El Espíritu y la comunidad
4. El Espíritu anima a toda la comunidad de los creyentes en Cristo. Ese mismo apóstol celebra a través de la imagen del cuerpo la multiplicidad y la riqueza, así como la unidad de la Iglesia, como obra del Espíritu Santo. Por un lado, Pablo hace una lista de la variedad de carismas, es decir, de los dones particulares ofrecidos a los miembros de la Iglesia (cf. 1Corintios 12, 1-10); por otro, confirma que «todas estas cosas las obra un mismo y único Espíritu, distribuyéndolas a cada uno en particular según su voluntad» (1Corintios 12, 11). De hecho, «en un solo Espíritu hemos sido todos bautizados, para no formar más que un cuerpo, judíos y griegos, esclavos y libres. Y todos hemos bebido de un solo Espíritu» (1Corintios 12, 13). El Espíritu y nuestro destino Por último, le debemos al Espíritu el poder alcanzar nuestro destino de gloria. San Pablo utiliza en este sentido la imagen del «sello» y la «prenda»: «fuisteis sellados con el Espíritu Santo de la Promesa, que es prenda de nuestra herencia, para redención del Pueblo de su posesión, para alabanza de su gloria» (Efesios 1, 13-14; cf. 2Corintios 1, 22; 5,5). En síntesis: toda la vida del cristiano, desde los orígenes hasta su última meta, está bajo la bandera y la obra del Espíritu Santo.
Mensaje del Jubileo
5. Me gusta recordar, en el transcurso de este año jubilar, lo que afirmaba en la encíclica dedicada al Espíritu Santo: «El gran Jubileo del año dos mil contiene, por tanto, un mensaje de liberación por obra del Espíritu, que es el único que puede ayudar a las personas y a las comunidades a liberarse de los viejos y nuevos determinismos, guiándolos con la "ley del espíritu que da la vida en Cristo Jesús", descubriendo y realizando la plena dimensión de la verdadera libertad del hombre.

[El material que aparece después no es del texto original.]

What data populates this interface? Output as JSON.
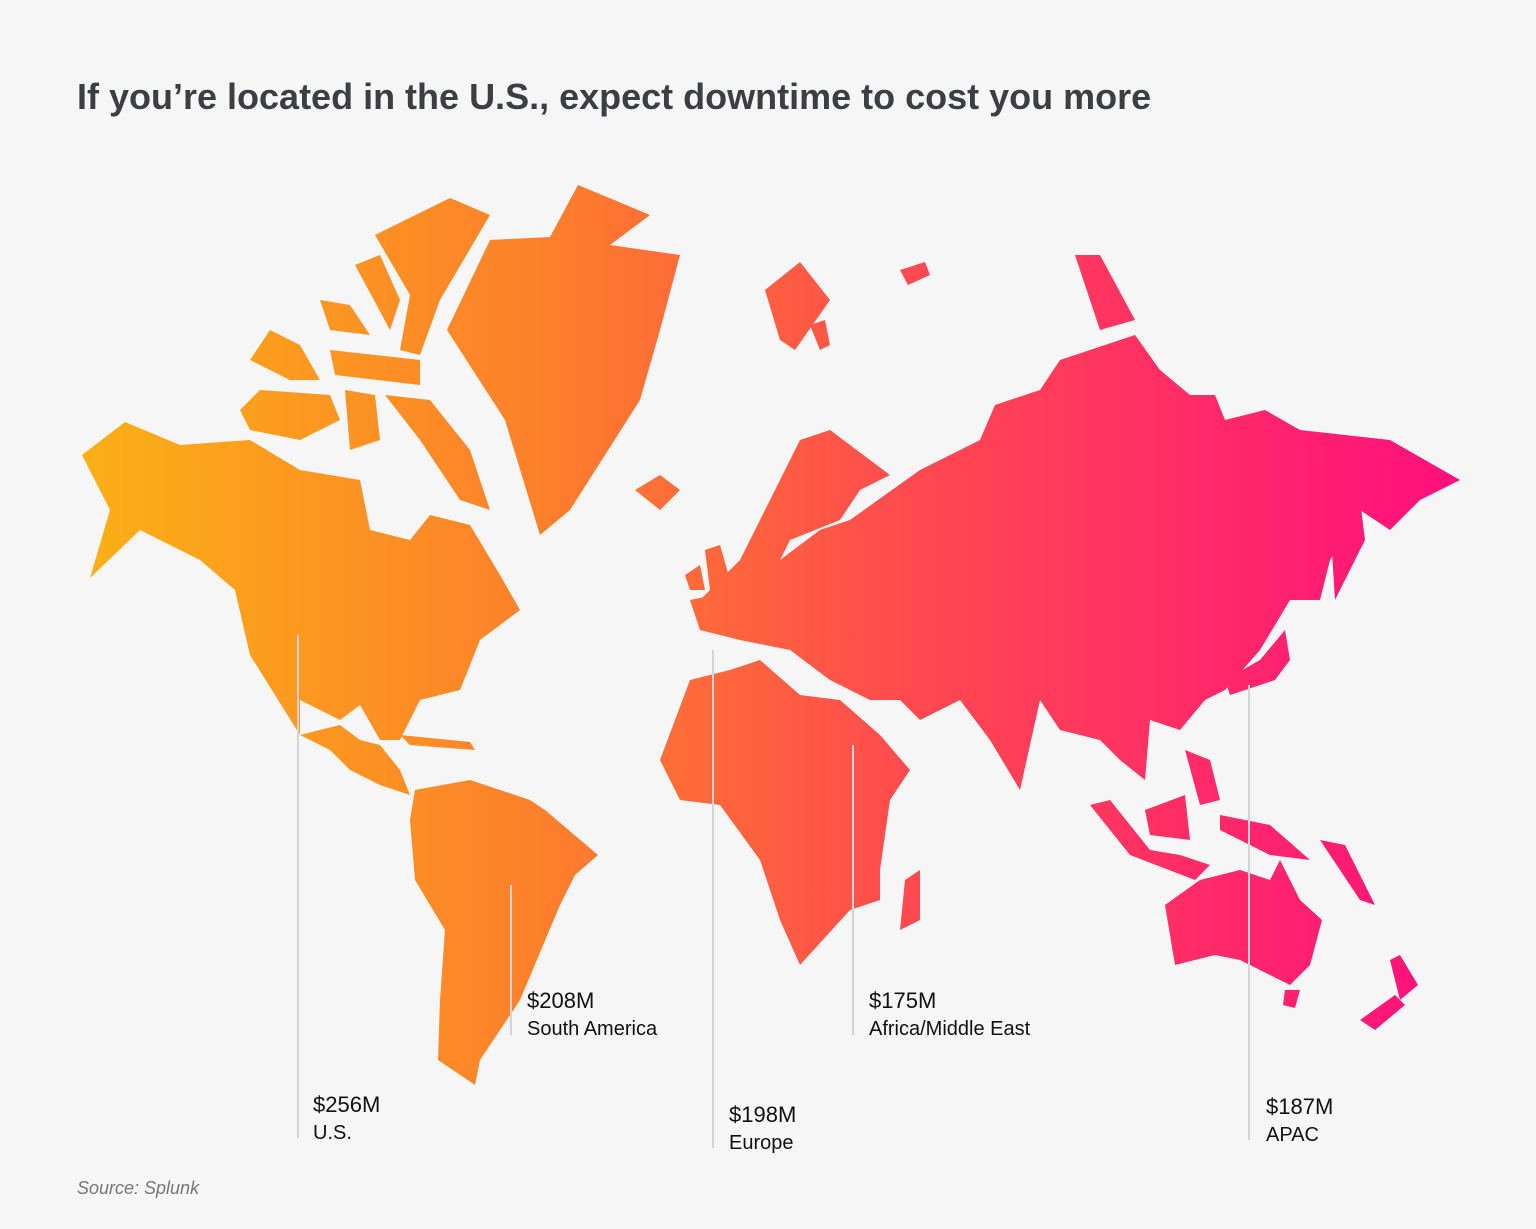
{
  "title": "If you’re located in the U.S., expect downtime to cost you more",
  "regions": [
    {
      "amount": "$256M",
      "name": "U.S."
    },
    {
      "amount": "$208M",
      "name": "South America"
    },
    {
      "amount": "$198M",
      "name": "Europe"
    },
    {
      "amount": "$175M",
      "name": "Africa/Middle East"
    },
    {
      "amount": "$187M",
      "name": "APAC"
    }
  ],
  "source": "Source: Splunk"
}
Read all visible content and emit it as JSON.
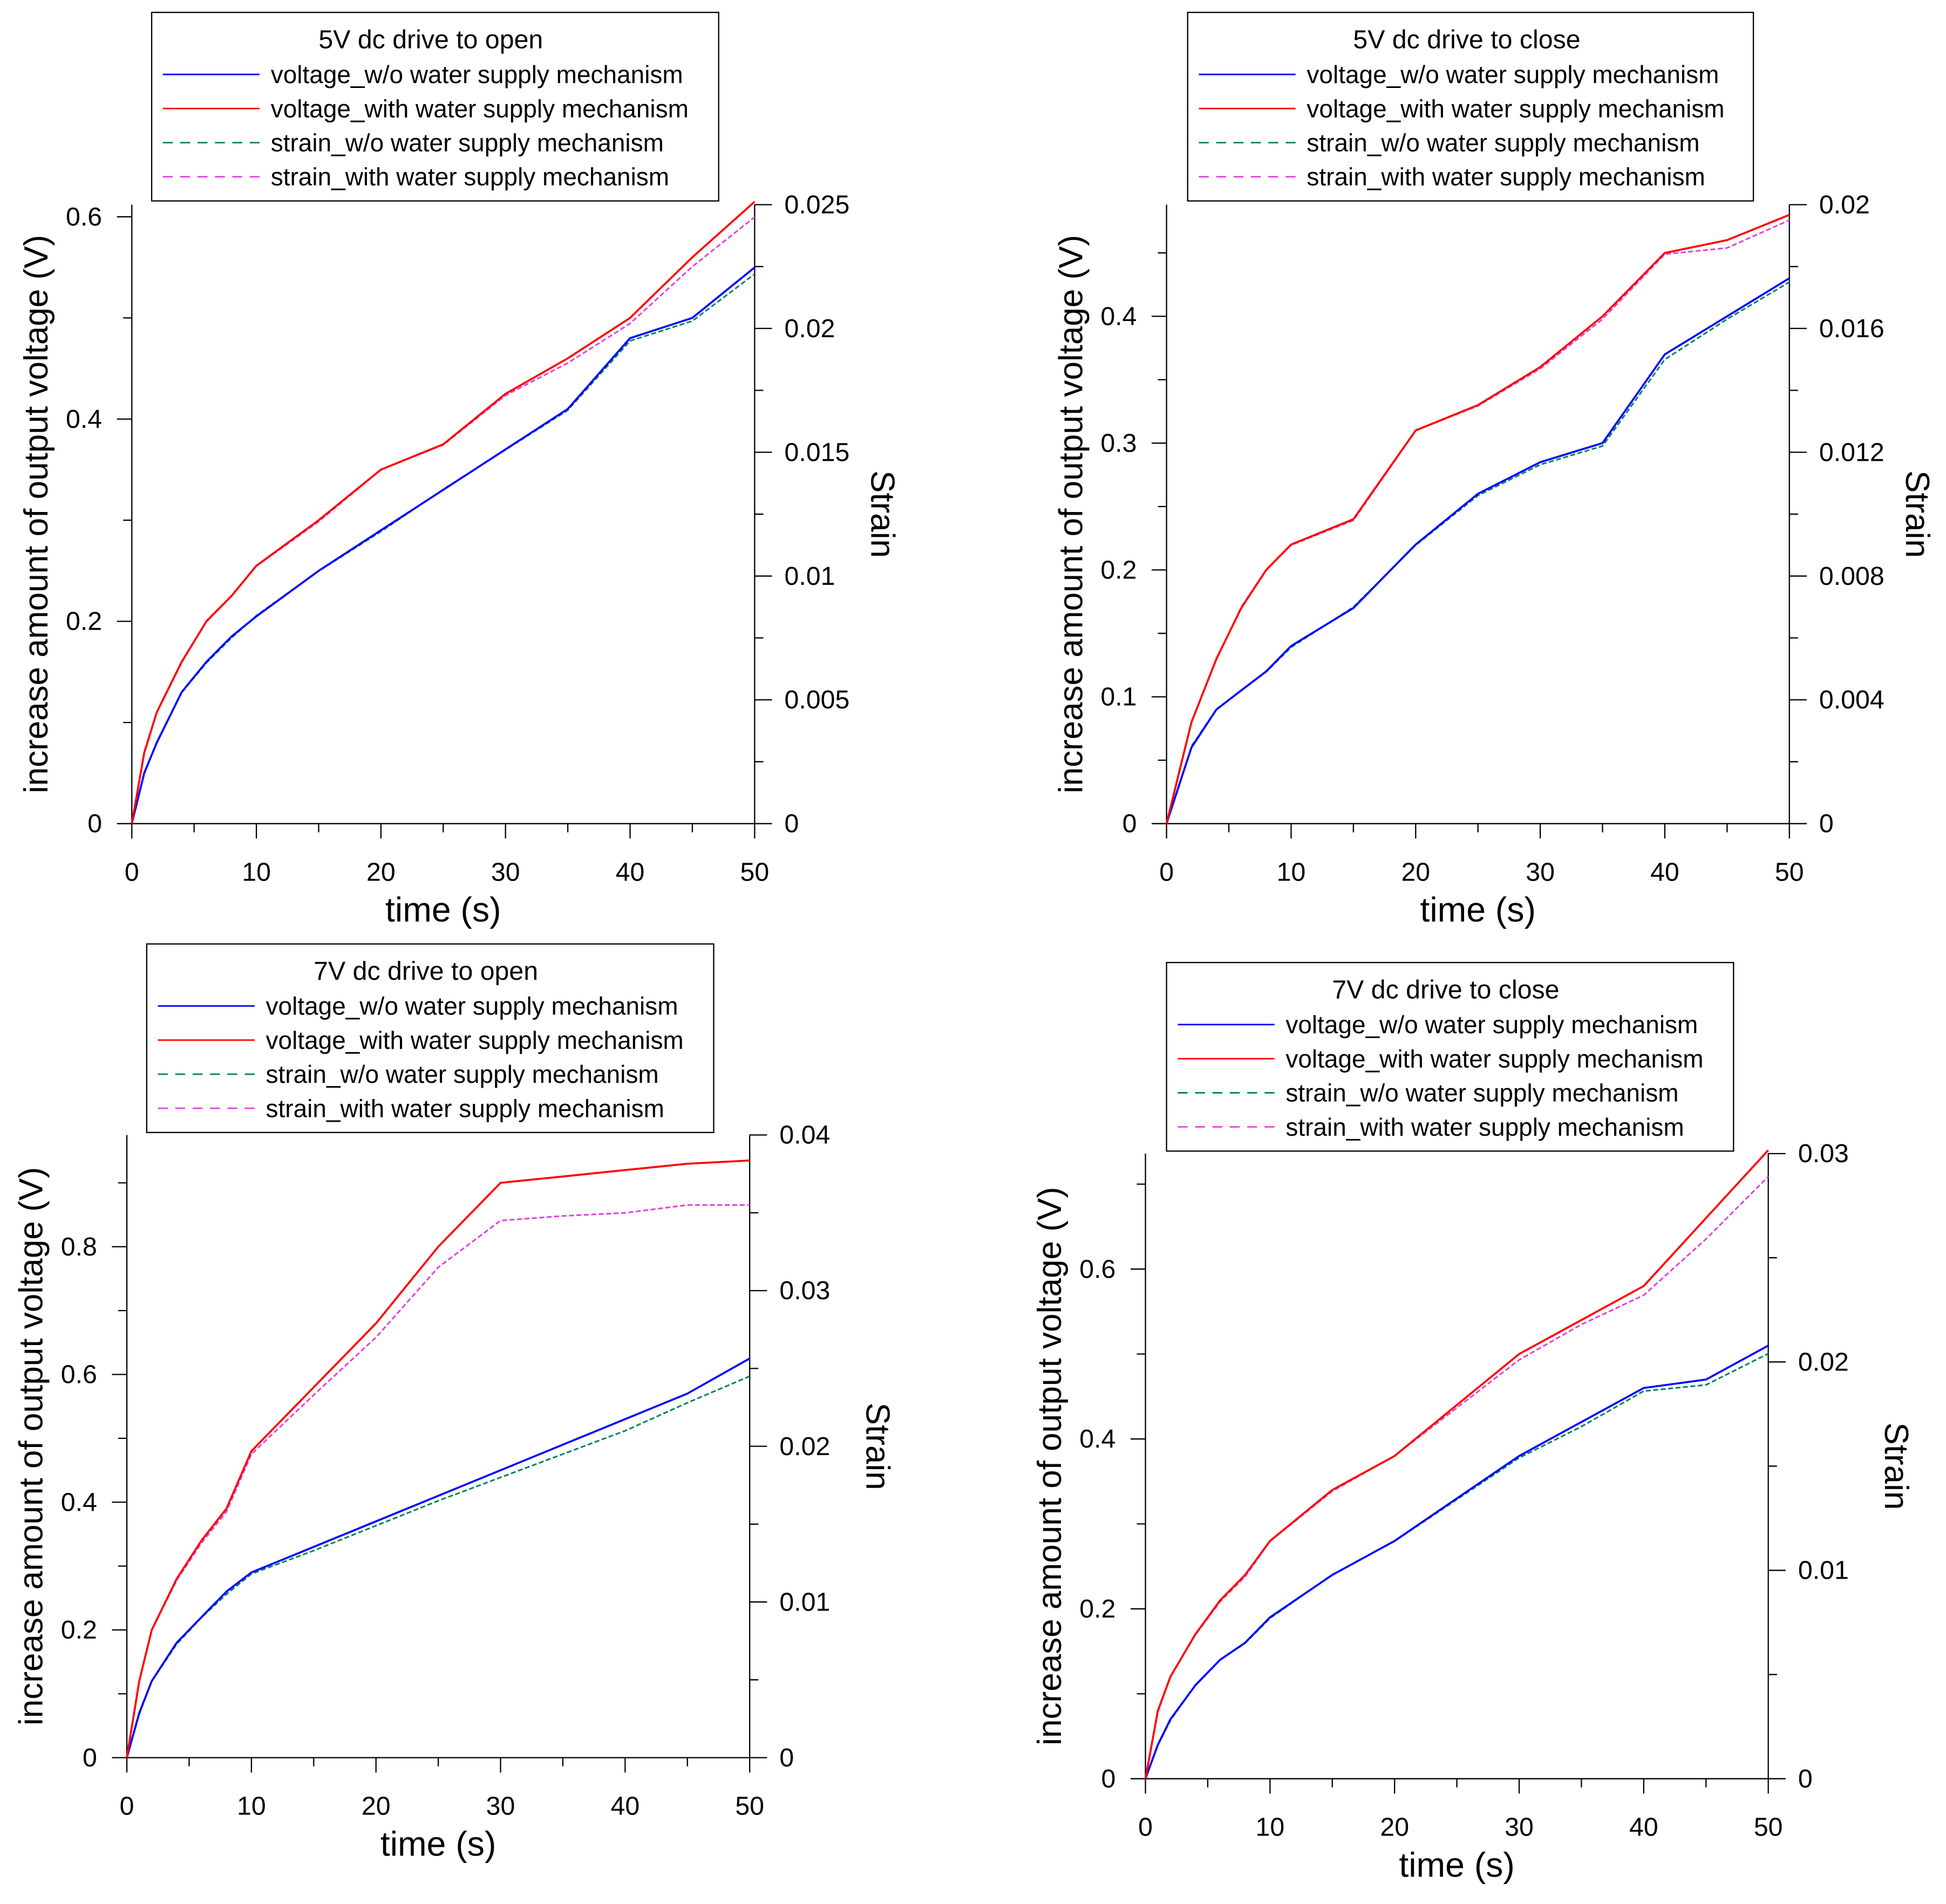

En efecto --como escribe san Pablo-- "donde está el Espíritu del Señor, allí está la libertad"» (Dominum et vivificantem, n. 60). Pongámonos, por tanto, en manos de la acción liberadora del Espíritu, haciendo nuestra la sorpresa de Simeón el Nuevo Teólogo, quien se dirige a la tercera persona divina en estos términos»: «Veo la belleza de tu gracia, contemplo su fulgor y reflejo su luz; me arrebata su esplendor indescriptible; soy empujado fuera de mí mientras pienso en mí mismo; veo cómo era y qué soy ahora. ¡Oh prodigio! Estoy atento, lleno de respeto hacia mí mismo, de reverencia y de temor, como si fuera ante ti; no sé qué hacer porque la timidez me domina; no sé dónde sentarme, a dónde acercarme, dónde reclinar estos miembros que son tuyos; en qué obras ocupar estas sorprendentes maravillas divinas» (Himnos II, 19-27; cf. Exhortación apostólica post-sinodal «Vita consecrata», n. 20).